Brazilian gastronomy is a result of many fusions of traditions, food and ingredients that were adapted over a period of time. The cuisine is pretty much adapted accordingly to climate and the geography 

Chef Guto Souza is currently Executive Chef & Partner, Boteco – Restaurante Brasileiro, a newly opened India's first authentic Brazilian restaurant in Bangalore says “Brazilian cuisine is an exuberant mix of native, European and African influences and varies greatly by region, reflecting the country's mix of indigenous and immigrant populations. The most distinctive regional cuisines are from the states of Minas Gerais and Bahia. While Minas Gerais cuisine has a strong Portuguese influence, with pork being the preferred meat; Bahian cuisine has more African delicacies.

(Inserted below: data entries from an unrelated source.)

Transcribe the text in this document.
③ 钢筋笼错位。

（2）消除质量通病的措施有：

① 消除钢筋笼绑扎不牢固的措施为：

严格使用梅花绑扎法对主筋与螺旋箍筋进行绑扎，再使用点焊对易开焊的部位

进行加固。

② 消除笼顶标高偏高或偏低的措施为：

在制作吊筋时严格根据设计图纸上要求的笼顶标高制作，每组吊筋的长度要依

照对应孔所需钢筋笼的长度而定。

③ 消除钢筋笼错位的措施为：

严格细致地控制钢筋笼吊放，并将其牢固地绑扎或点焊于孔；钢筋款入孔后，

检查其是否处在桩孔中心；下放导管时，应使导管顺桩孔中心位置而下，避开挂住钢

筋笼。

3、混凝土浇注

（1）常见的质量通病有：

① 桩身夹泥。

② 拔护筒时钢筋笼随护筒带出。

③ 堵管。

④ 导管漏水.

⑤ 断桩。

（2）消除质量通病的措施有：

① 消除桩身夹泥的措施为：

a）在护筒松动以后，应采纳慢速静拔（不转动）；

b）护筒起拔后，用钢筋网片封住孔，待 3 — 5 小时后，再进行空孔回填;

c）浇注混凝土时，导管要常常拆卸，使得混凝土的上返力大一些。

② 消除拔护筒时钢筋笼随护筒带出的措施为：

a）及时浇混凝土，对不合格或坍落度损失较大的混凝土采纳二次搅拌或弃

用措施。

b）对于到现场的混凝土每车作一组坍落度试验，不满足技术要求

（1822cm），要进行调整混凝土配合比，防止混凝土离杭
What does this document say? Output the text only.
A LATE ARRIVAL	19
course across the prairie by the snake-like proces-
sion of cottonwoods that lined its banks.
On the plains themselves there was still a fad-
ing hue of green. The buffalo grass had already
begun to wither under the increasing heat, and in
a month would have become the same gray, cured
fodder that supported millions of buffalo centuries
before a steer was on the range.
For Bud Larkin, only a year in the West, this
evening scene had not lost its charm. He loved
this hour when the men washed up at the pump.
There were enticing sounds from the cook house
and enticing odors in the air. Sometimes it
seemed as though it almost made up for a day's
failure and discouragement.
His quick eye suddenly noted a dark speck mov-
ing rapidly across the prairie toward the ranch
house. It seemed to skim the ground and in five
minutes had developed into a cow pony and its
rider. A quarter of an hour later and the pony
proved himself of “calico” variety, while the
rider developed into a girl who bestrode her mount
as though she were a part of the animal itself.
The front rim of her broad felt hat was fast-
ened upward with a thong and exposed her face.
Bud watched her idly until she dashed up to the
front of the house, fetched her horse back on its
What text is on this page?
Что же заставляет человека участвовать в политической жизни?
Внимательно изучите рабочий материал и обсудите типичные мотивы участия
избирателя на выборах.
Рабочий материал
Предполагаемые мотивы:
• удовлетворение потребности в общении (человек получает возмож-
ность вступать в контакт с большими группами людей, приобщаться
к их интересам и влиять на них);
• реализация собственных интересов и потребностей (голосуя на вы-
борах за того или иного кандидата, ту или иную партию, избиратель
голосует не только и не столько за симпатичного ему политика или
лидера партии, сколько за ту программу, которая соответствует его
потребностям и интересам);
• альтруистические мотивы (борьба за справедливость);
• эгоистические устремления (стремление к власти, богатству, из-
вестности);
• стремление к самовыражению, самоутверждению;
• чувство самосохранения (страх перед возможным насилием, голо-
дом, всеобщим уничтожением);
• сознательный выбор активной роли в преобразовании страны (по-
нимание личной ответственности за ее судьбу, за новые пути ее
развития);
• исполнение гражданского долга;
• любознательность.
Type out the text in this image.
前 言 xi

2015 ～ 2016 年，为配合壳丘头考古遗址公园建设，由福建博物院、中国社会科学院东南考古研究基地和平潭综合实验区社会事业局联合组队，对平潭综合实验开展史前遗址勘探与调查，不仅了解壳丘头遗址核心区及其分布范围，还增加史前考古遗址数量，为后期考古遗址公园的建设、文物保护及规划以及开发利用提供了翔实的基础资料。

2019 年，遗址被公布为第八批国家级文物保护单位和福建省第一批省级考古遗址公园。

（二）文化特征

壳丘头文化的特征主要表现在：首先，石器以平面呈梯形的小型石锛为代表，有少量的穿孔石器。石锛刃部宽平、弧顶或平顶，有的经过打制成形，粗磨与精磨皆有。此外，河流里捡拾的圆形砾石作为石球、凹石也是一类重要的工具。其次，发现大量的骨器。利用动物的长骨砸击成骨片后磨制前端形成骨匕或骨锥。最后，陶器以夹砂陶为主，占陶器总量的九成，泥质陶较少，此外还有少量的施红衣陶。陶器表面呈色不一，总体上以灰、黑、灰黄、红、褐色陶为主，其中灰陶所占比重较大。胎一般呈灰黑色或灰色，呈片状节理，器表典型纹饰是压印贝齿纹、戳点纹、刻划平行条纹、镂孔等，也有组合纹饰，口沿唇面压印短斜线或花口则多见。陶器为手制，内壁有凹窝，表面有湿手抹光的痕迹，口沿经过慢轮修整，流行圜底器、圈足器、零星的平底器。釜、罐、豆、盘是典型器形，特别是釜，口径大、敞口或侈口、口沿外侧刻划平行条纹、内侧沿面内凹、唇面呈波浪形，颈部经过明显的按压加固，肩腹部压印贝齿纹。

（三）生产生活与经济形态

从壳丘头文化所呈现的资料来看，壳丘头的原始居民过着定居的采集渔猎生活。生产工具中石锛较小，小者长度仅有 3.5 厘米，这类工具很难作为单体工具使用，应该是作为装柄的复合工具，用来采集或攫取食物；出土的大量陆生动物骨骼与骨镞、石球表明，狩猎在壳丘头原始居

The Brazilian barbecue churrasco originated in the south of Brazil, with beef being the preferred meat, and strong culinary influences from South American countries such as Uruguay and Argentina.  With over 7,000 kms of seacoast skirting the Atlantic Ocean, there is an incredible variety of seafood in their cuisine. While beans and cassava are some common ingredients and accompaniments, freshness of produce is given tremendous importance”

Let's explore some of the dishes from the cuisine

Pão de Queijo- Pronounced pown-deh-kay-zho, these Brazilian cheese bread make for a Brazilian snack. Made from tapioca flour that has been fermented after grinding and cheese, they go great with your coffee, cocktail or beer. They can be served plain or with marinara sauce.

Brazilian cheese bread / Pic

Caipirinha - Pronounced  ky-pee-ree-nyah, this Brazilina cocktail sees the cocktail contains fresh lime juice, sugar and cachaça. A low-ball cocktail Caipirinhas are also drunk with meals. It is said to have been invented it was invented by Brazilian farmers in the 19th century. 

Let's not forget about Cassava! Tapioca is  the key contribution of indigenous Brazilians to the national cuisine and is one of the most versatile ingredients. It is fried, boiled and even used as a base for fish stews, cakes, etc. The possibilities are endless! Ask your server for that extra serving of cassava chips or farofa!

Did you know that Brazilians are not generally used to eating spicy food? For most Brazilians, spice is an acquired taste!